Vrouwenrechten zijn de rechten en vrijheden die wereldwijd specifiek op de maatschappelijke, economische en juridische positie van vrouwen en meisjes betrekking hebben. Het begrip wordt veelal gebruikt in een strijdbare context waarin mensen op allerlei manieren opkomen voor een gelijke positie, gelijke rechten en vrijheden voor vrouwen als aan mannen toegekend of door mannen ingenomen. Het beginsel van sociale, economische en juridische gelijkheid vormde de basis van de vrouwenbewegingen en het feminisme in de 18e, 19e en 20e eeuw. In sommige landen zijn deze rechten erkend en geïnstitutionaliseerd door wetgeving, lokaal gebruik en gedrag, terwijl ze in andere landen worden genegeerd of onderdrukt.
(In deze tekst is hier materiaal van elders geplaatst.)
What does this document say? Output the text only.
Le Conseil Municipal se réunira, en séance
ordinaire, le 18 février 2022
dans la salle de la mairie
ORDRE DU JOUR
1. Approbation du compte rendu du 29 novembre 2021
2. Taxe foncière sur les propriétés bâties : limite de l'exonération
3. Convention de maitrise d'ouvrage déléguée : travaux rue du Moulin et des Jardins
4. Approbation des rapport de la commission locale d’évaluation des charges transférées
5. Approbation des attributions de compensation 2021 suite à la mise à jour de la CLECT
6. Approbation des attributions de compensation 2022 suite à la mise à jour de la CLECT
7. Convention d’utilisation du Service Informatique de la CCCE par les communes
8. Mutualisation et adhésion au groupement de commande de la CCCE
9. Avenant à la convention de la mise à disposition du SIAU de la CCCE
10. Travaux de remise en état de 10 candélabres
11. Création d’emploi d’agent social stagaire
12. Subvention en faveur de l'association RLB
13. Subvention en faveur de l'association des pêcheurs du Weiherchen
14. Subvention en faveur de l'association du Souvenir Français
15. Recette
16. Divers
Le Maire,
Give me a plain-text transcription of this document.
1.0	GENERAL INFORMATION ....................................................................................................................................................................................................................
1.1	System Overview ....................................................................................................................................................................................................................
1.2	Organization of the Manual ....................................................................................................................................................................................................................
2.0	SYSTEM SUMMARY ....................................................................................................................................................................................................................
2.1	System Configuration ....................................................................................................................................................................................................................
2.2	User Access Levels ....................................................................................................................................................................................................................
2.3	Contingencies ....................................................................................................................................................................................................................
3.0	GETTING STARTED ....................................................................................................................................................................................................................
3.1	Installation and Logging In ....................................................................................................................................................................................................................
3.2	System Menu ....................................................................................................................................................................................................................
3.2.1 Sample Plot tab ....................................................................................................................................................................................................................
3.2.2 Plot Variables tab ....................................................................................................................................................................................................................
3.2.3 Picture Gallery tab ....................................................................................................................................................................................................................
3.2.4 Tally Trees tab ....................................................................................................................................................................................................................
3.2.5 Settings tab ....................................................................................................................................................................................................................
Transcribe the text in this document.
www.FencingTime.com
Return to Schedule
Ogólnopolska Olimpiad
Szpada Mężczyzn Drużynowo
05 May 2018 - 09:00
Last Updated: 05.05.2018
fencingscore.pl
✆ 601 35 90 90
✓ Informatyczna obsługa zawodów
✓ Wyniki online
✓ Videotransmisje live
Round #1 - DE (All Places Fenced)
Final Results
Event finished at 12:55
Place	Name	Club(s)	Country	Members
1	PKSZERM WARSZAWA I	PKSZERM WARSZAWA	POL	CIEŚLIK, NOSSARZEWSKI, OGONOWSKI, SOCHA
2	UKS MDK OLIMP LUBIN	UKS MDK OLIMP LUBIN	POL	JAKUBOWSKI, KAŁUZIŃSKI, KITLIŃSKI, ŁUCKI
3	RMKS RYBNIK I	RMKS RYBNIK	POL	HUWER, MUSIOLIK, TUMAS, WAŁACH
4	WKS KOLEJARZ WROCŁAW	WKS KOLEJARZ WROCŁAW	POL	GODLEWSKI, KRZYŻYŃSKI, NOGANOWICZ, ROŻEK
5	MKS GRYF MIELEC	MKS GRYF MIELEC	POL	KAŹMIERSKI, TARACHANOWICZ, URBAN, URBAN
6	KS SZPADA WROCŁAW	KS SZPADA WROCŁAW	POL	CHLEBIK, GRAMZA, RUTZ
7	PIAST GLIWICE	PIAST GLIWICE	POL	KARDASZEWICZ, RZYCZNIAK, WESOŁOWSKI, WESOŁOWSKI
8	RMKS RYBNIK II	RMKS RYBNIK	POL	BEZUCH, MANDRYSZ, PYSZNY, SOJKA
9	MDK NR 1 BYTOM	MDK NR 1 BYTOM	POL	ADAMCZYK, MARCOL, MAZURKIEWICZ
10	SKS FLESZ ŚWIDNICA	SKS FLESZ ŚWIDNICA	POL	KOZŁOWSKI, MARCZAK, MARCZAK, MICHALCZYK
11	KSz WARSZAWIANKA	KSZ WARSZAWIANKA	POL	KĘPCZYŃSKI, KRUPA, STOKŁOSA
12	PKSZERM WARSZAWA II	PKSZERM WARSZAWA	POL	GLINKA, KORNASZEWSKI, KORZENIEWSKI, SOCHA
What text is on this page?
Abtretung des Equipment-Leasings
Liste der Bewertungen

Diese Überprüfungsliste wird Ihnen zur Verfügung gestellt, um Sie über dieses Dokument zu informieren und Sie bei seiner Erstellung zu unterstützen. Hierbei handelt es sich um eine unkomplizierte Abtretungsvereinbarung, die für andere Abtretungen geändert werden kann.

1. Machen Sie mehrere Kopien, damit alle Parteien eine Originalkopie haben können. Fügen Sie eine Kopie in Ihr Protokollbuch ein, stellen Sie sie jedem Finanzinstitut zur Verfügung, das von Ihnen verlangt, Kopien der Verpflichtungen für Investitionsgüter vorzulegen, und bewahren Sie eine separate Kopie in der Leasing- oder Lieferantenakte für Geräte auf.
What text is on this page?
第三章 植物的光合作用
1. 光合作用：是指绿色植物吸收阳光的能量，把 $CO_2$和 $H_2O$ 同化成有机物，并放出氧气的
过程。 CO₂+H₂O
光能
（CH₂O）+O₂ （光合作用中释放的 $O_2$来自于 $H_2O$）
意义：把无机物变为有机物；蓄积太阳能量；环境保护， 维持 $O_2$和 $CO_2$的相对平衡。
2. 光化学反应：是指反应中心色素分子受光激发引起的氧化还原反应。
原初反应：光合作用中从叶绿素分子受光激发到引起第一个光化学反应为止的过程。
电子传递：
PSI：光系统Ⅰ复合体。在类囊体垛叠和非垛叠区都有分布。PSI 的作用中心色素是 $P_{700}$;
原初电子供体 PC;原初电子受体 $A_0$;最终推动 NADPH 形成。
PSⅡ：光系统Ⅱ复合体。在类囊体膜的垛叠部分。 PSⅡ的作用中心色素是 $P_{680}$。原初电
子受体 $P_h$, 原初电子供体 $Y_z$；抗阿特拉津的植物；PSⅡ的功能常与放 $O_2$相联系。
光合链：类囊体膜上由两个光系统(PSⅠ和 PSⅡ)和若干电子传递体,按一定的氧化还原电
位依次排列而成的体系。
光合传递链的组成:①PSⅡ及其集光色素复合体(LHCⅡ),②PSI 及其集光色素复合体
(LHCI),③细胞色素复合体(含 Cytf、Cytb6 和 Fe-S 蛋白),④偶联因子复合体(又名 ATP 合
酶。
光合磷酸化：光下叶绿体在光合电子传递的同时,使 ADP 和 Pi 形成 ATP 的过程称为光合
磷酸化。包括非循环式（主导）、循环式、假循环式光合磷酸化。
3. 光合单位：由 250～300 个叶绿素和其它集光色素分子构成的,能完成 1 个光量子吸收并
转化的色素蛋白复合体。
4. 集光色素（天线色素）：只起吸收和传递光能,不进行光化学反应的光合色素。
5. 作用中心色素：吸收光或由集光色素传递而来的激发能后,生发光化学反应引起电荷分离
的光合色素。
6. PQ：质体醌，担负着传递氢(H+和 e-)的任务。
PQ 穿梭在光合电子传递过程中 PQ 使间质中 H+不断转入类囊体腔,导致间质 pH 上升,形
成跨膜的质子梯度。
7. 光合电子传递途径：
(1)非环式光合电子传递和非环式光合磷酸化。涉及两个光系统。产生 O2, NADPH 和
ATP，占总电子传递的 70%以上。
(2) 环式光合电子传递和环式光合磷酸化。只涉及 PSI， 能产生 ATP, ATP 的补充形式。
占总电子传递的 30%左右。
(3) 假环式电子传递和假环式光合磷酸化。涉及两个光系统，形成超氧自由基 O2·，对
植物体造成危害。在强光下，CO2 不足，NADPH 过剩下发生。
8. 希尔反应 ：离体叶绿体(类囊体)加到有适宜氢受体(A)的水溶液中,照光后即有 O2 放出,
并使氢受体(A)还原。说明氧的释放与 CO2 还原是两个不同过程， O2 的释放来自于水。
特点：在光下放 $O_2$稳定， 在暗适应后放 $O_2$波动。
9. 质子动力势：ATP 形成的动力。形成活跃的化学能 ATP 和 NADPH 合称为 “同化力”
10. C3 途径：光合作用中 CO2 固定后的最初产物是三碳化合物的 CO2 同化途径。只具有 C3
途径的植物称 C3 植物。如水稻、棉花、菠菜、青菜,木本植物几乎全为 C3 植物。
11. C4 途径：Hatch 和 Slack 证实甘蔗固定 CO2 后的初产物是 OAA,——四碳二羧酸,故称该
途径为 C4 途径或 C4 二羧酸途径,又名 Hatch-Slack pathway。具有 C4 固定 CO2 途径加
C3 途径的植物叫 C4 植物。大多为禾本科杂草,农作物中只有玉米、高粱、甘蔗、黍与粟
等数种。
Vrouwenrechten verschillen van de bredere noties over mensenrechten doordat wordt gesteld dat er een inherente historische en traditionele onbalans is tussen het uitoefenen van rechten door vrouwen en meisjes en van mannen en jongens.[1]
Zo was bijvoorbeeld in wetten, gebaseerd op de Code Napoleon, de hoofdregel dat vrouwen in het huwelijk volledig onderworpen waren aan de maritale macht van de echtgenoot: zij moeten hem gehoorzaam zijn in hun persoon, hun activiteiten, hun kinderen en hun bezittingen. In België en Nederland werden vrouwen niet toegelaten tot openbare functies en vanaf 1838 was bij wet geregeld dat een vrouw handelingsonbekwaam werd als ze trouwde, ze had geen zelfstandig woonrecht in de gezamenlijke woning, ze had niets te zeggen over de kinderen etc.[2][3] Deze structurele wettelijke ongelijkheden ten opzichte van de rechtspositie van mannen werden in 1956 (Nederland) en 1958 (België) opgeheven.[4]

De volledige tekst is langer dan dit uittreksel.